“The tongueless republic / unable to lick its wounds / does not sleep,” writes Leslie Sainz in her debut poetry collection, Have You Been Long Enough At Table, out this month from Tin House. Daughter of Cuban immigrants, Sainz spends most of her time in this book examining the ceaseless pull of two cultures, but she is not a passive entity in this constant oscillation. As politics, family, and sexuality swirl around her, her speakers actively and sometimes violently confront their fears and desires, in a variety of poetic forms which leave the reader alternately stunned and astounded. With perfect diction, Sainz is the master of the well-placed adjective, and she moves confidently from poem to poem, painting a picture of a young woman caught between two cultures, but sure of herself nonetheless; a strong and pure voice that reverberates throughout this masterful new book.

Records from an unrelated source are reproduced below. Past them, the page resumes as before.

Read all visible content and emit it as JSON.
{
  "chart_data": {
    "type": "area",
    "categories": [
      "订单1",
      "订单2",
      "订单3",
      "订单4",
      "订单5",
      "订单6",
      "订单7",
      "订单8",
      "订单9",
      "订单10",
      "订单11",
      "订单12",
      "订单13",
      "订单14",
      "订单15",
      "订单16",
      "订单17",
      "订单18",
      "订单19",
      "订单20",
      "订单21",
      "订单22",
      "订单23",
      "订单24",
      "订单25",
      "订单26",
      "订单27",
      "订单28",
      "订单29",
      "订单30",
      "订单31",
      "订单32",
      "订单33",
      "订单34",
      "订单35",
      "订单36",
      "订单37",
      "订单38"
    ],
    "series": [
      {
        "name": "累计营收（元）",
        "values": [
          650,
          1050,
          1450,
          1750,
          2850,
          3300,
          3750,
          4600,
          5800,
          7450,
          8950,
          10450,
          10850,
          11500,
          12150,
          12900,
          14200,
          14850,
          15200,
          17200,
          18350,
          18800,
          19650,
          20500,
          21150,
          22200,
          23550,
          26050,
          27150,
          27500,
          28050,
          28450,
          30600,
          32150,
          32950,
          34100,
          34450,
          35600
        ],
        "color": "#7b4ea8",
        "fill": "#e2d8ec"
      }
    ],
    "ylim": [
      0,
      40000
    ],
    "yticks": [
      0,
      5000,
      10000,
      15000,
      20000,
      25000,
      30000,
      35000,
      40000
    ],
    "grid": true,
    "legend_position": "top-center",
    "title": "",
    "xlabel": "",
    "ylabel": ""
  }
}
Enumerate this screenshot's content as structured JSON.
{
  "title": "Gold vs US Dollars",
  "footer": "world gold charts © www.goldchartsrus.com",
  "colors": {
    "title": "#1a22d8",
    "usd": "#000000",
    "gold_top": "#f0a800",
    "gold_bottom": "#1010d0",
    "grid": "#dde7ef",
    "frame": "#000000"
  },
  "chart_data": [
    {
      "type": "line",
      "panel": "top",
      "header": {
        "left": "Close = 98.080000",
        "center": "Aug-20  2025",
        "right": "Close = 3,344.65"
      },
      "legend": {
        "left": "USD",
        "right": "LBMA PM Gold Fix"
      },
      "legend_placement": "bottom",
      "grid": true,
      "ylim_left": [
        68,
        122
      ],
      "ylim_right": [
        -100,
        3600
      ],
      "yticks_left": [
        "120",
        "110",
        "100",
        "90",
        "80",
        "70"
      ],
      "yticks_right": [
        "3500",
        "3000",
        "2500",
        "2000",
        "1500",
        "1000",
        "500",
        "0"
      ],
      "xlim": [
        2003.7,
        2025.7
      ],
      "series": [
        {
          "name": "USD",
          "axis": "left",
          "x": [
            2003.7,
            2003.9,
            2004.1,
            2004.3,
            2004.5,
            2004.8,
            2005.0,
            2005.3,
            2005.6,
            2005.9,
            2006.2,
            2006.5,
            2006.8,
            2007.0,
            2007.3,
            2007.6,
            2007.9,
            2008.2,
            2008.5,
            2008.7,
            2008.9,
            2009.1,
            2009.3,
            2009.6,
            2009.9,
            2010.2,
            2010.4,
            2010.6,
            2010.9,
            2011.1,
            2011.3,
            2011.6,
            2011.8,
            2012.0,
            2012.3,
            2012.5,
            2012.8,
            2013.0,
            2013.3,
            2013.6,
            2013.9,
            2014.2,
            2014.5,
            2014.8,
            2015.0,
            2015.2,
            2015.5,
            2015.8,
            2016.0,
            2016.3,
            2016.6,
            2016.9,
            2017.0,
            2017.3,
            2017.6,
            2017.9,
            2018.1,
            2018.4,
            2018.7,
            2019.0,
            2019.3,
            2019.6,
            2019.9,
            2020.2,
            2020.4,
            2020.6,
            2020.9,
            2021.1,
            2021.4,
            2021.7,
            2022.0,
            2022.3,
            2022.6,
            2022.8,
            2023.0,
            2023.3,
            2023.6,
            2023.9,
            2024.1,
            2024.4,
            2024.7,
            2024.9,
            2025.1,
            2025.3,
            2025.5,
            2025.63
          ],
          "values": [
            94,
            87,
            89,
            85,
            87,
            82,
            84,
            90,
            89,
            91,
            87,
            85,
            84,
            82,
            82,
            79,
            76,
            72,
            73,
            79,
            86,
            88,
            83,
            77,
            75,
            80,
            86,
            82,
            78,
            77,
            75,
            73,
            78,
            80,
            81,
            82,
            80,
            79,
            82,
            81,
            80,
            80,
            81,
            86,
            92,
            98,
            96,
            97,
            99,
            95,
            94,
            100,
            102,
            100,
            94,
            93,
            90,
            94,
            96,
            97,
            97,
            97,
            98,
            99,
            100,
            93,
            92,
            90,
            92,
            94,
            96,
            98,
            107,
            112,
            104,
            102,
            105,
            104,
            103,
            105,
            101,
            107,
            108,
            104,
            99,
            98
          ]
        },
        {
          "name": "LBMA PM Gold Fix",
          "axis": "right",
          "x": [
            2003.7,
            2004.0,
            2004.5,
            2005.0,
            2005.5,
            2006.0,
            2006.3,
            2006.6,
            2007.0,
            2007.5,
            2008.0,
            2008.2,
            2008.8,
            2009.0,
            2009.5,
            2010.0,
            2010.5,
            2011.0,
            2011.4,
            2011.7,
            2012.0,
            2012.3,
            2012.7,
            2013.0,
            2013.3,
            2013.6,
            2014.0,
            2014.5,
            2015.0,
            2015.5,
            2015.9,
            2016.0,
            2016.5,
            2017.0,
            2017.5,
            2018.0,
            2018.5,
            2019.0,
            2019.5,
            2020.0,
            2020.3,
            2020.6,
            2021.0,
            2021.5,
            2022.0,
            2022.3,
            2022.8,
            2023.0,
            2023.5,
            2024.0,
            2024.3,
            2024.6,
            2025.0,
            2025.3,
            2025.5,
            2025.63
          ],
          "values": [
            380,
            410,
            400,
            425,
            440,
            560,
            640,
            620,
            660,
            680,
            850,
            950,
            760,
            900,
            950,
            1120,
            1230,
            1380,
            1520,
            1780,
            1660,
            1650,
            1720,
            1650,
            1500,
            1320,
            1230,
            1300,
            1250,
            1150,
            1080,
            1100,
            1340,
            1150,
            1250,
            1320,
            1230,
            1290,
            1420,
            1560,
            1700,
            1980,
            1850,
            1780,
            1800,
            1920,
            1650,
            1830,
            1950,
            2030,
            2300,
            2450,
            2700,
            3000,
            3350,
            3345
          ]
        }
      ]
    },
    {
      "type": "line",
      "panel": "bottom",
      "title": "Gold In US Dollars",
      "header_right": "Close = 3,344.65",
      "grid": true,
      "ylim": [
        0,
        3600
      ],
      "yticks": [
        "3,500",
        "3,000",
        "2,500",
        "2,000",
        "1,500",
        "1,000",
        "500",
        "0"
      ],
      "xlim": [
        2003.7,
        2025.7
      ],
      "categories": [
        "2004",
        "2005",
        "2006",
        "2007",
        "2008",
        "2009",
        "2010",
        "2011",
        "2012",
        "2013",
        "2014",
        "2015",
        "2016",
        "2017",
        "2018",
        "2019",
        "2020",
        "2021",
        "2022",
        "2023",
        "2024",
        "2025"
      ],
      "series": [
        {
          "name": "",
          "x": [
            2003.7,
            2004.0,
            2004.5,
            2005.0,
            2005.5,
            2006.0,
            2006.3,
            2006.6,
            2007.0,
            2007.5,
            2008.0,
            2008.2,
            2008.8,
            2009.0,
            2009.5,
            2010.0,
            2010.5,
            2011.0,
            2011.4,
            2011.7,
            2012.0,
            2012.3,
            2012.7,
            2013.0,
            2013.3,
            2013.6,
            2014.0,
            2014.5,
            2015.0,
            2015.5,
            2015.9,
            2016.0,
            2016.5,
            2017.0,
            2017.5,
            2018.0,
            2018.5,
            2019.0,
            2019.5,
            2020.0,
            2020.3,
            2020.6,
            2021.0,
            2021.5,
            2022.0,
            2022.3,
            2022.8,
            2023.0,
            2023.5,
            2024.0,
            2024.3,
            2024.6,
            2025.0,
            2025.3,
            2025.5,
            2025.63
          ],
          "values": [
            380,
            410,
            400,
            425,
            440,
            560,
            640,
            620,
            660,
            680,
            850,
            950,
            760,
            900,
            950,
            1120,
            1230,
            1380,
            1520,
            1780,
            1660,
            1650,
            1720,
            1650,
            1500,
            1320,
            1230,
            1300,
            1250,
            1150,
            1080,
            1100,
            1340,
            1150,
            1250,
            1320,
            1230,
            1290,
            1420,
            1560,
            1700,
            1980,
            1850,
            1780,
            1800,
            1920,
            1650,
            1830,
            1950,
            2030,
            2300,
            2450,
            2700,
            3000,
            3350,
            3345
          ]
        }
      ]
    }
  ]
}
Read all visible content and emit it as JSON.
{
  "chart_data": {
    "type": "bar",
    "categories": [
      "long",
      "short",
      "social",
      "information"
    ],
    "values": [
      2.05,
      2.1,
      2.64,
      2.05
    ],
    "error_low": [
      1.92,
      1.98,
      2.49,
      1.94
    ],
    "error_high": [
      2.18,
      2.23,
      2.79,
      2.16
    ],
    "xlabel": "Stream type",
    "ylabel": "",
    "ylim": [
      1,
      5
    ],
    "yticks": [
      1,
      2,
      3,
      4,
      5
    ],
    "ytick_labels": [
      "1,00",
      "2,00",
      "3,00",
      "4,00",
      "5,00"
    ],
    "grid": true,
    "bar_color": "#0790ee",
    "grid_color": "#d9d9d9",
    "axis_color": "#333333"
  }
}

Read in one or two sittings, this debut is almost overwhelming in its precision. Sainz is a chameleon, with different poetic forms cropping up on almost every page; she does not commit to any particular one but rather slips easily between configurations like a magician. And there does seem to be something magic about this collection—as it moves between Spanish and English, there is a sense that things are not what they seem, and that Sainz may be stretching or manipulating the truth, or simply that she has been lied to by someone more powerful than she. Whatever the truth may be, this power imbalance permeates the collection, shifting and shaking its foundation as Sainz’ speaker tries desperately to hold onto some semblance of control. “Young women are a series of images. We are regimes,” she says in “A Story of Love and Faith/La Milagrosa.” This tangibility of form, juxtaposed with politics, will recur and merge throughout the collection.
The body appears in almost every poem, paired with Sainz’s succinct adjective placement. It is not always her body; in “Sonnet With Ogun,” she says:
At the dinner table, I forgive science for no longer
recognizing the shape of my father’s spine.
Later, when I clean the kitchen, I drop a knife on the floor
again and again just as an excuse to touch it.
The body as a safe house reveals itself in many of these poems, but often, there is also the body as a weapon. Like in the preceding passage, Sainz’s speakers’ familial ties run deep—so deep that the body becomes undeniable. The relentless pressure to touch, and even to touch a weapon, becomes unavoidable in these poems. Sainz is reaching out of the page to touch us.
In “Remedios,” the final poem of the collection, Sainz starts:
When G-d was a boy the dirt was dark red
and the myths of women, explicit.
Just enough of the world had been distributed
to know what was possible—what you didn’t,
couldn’t, have.
This possibility, or perhaps the lack of possibility, is intrinsic to the collection. Even the title, which is taken from a Hemingway novel, The Old Man and the Sea, represents a sense of lack; the table which feels out of reach for Sainz’s speaker. The imaginary table, which Sainz is trying to move towards, will potentially give her speaker some kind of legitimacy—as an immigrant daughter, as a Cuban American, as a woman—all complex identities which are clearly something her speaker struggles with throughout the book. This perceived legitimacy will be familiar to many Latinx people and perhaps other immigrant groups as well; the feelings of needing to assimilate to survive while still trying to hold onto some aspect of one’s culture feel unfortunate, too familiar, and viscerally real.
In writing this collection, Sainz is reclaiming her own identity, that of a Cuban woman, on her own terms. The so-called “myths of woman,” that Sainz mentions in her final poem are precisely what she is chafing against; and the poem ends with an outcry, “come back, come back to us,” which feels distinctly familial and emotionally fraught; the poem is dedicated “Para Mamacita.” It is also one of the few told completely in a plural pronoun, “we,”perhaps to reference the speaker’s brother, who appears elsewhere in the collection. Sainz’s speaker clearly is trying to rewrite a history, real or imagined, which begins and ends with her parents, and this final poem is an excellent example of this attempt.
Sainz’s book is lyrically innovative, politically complex, and simply a pleasure to read. Although the title implies lack, questioning if the subject (reader, speaker, poet) has literally spent long enough in the poetic space, the collection is anything but; there is so much here to discover, and upon multiple reads, readers will be delighted to find new tricks hiding in the dense, sparse lines of these poems. Sainz is a remarkably restrained poet—she never says too much, yet manages to hit each note sharply and clearly, allowing us to enjoy each and every line. There are more and more surprises and shocks with each new poem and page. Sainz has much to give, and I am certain that this book will be the start of a long and impressive career.